Ein analytischer Überblick über die politische Verfolgung von Minderjährigen im heutigen Russland.

Deti

 

Als im Sommer 2020 14-jährige Jugendliche aus Kansk festgenommen wurden, weil sie Flugblätter an einem örtlichen Gebäude des FSB angebracht hatten, waren wir entsetzt über die Herzlosigkeit und den Zynismus der russischen Sicherheitskräfte, die bereit waren, Achtklässler wegen ihrer politischen Ansichten hinter Gitter zu bringen. Leider sind solche Vorfälle sechs Jahre später für das „Strafverfolgungssystem“ Russlands zur Normalität geworden. Der groß angelegte Einmarsch in die Ukraine hat denjenigen endgültig freie Hand gegeben, die in jedem oppositionell gesinnten Bürger einen Feind sehen wollen, unabhängig von dessen Alter.

 

📌 Statistik und Schlussfolgerungen:

– Uns sind 427 Fälle bekannt, in denen Minderjährige aus politischen Gründen strafrechtlich verfolgt wurden.

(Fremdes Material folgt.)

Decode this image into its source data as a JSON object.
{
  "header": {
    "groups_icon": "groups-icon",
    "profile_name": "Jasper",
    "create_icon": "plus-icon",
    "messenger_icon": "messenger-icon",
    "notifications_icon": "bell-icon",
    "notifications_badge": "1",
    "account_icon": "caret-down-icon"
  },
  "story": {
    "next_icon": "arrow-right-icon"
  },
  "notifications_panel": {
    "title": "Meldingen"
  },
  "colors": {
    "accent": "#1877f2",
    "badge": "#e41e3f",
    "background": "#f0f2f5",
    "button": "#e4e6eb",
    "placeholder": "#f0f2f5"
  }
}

– 299 Personen unter 18 Jahren wurden ihrer Freiheit beraubt.

– Derzeit befinden sich 107 Kinder in Haft.

– Während in den Jahren 2020 und 2021 jeweils fünf Jugendliche in neuen Ermittlungsverfahren standen, belief sich ihre Zahl im Jahr 2022 auf 14, im Jahr 2023 auf 68, im Jahr 2024 auf 115 und erreichte im Jahr 2025 einen Rekordwert von 184 Strafverfahren.

– Aufgrund der nichtöffentlichen Verhandlung, fehlender Informationen in den Medien und der Einschüchterung von Angehörigen sind die Namen der 243 minderjährigen Beschuldigten in Strafverfahren bis heute unbekannt.

– Von der Gesamtzahl der inhaftierten Jugendlichen wird die überwiegende Mehrheit wegen besonders schwerer Straftaten strafrechtlich verfolgt: 196 Personen werden wegen terroristischer Straftaten angeklagt, weitere 85 wegen Sabotage.

– Die Anwendung von Artikeln zu „Terrorismus“ und „Sabotage“ erfolgt absichtlich: Dies ist die einzige Möglichkeit, die gesetzlichen Beschränkungen des Strafgesetzbuchs der Russischen Föderation zu umgehen und einen Jugendlichen unter 16 Jahren hinter Gitter zu bringen.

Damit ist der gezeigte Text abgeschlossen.